Since 2013, comparable sales growth has averaged around 7% per year. Granted, that number includes e-commerce sales, but its still pretty healthy considering the shrinking that has been happening essentially everywhere else in retail. That 7% number speaks to the strength of the LULU brand.

Despite that strength, it is very unlikely that LULU replicates on its trailing multi-year success over the next several years.

For one, Adidas is making a huge push in the North American market. The European based athletic retailer wants to grow its North American business by 50% by 2020. This is a threat that didn’t really exist over the past several years. If Adidas capitalizes on that goal (and all signs point to the thesis that they are), then that means less market share for everyone else, Lululemon included.

For another, athletic retail king Nike is aware of Adidas’ surging popularity. They are fighting back with the Consumer Direct Offense initiative. Again, all signs point to the thesis that this initiative is working (management said on a recent earnings call that the North American business, which has been in decline, is nearing a critical inflection point).

Intense Competition Is a Legitimate Threat

Granted, Nike and Adidas focus mostly on footwear, whereas Lululemon is famous for their yoga pants and athletic shorts. But Nike and Adidas also make yoga pants and athletic shorts of comparable quality and price to Lululemon product. Thus, more intense competition from Nike and Adidas is a legitimate threat to the current Lululemon business.

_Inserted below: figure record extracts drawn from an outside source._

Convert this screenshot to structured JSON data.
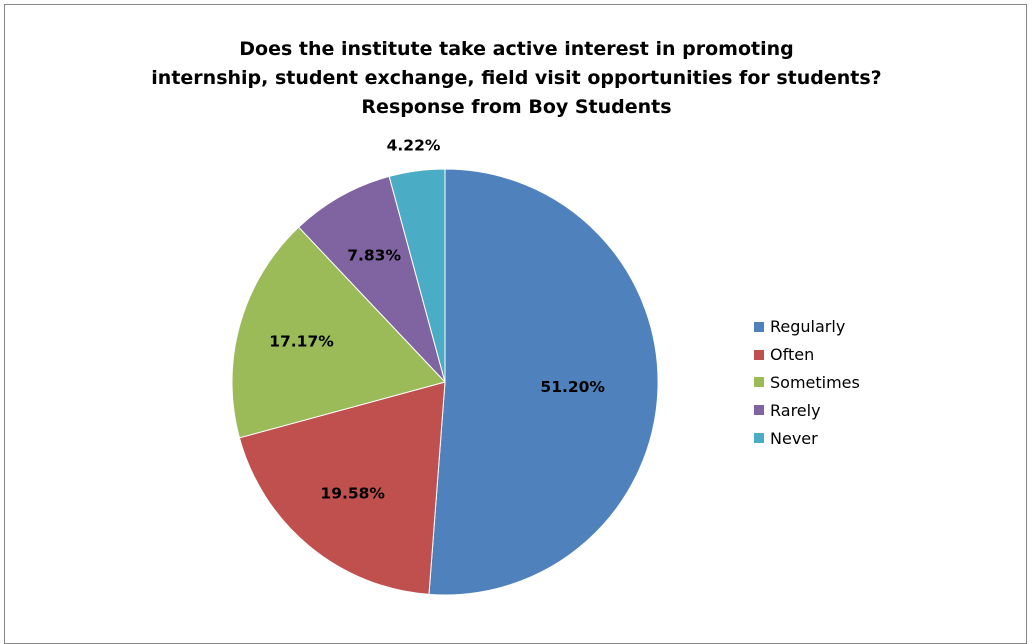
{
  "chart_data": {
    "type": "pie",
    "title_lines": [
      "Does the institute take active interest in promoting",
      "internship, student exchange, field visit opportunities for students?",
      "Response from Boy Students"
    ],
    "legend_position": "right",
    "slices": [
      {
        "name": "Regularly",
        "value": 51.2,
        "label": "51.20%",
        "color": "#4F81BD"
      },
      {
        "name": "Often",
        "value": 19.58,
        "label": "19.58%",
        "color": "#C0504D"
      },
      {
        "name": "Sometimes",
        "value": 17.17,
        "label": "17.17%",
        "color": "#9BBB59"
      },
      {
        "name": "Rarely",
        "value": 7.83,
        "label": "7.83%",
        "color": "#8064A2"
      },
      {
        "name": "Never",
        "value": 4.22,
        "label": "4.22%",
        "color": "#4BACC6"
      }
    ]
  }
}
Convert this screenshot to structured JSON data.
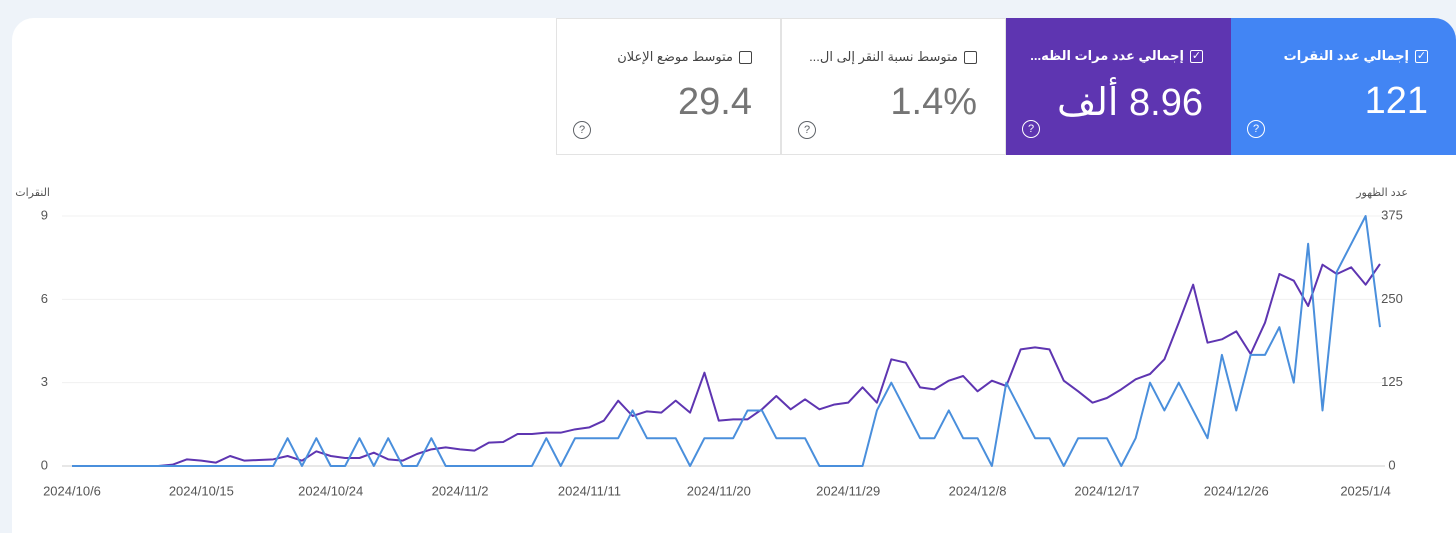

Moreover, from my understanding of the Men’s athletic retail market, Nike and Adidas are the top two players in that space. Thus, increased competition from Nike and Adidas also means less growth potential from Lululemon’s rising Men’s business.

But competition doesn’t end with Nike and Adidas. There are a ton of small, indie pop-up yoga shops that are rising threats to LULU’s dominance. Look at Alo Yoga, Onzie, and many more. Over the next several years, I expect the popularity of these pop-up yoga shops to steadily rise, and LULU’s dominance in the yoga market to gradually erode.

Numbers Don’t Add Up For Lululemon Stock

Putting it all together, LULU should be subject to slower comparable sales growth and slower overall revenue growth over the next several years. Revenues have grown at a 13-14% annualized pace over the past several years. Over the next several years, that number will likely fall towards 10%.

Meanwhile, gross margins are tracking higher, but they will run up against some barriers now that they are close to all-time highs and that the business has higher fulfillment expenses thanks to burgeoning digital sales. Operating margins, likewise, have some (but not a lot) more room to expand. Consequently, 10% revenue growth plus good (but not great) margin drivers should create a 15% earnings growth backdrop for LULU stock over the next several years.

Lululemon stock is trading at nearly 28-times forward earnings for that 15% earnings growth backdrop. The market has similar long-term earnings growth prospects (~15%) but trades at a much cheaper 17-times forward earnings. As such, it looks like LULU is much more risk than reward at these levels.

Bottom Line on LULU Stock

It’s priced for perfection. But perfection isn’t going to happen. Instead, competition is going to pick up over the next several years, and LULU’s growth and dominance will erode.

That erosion will cause this richly valued stock to fall, much like it did in mid-2015, mid-2016, and early-2017.

As of this writing, Luke Lango did not hold a position in any of the aforementioned securities.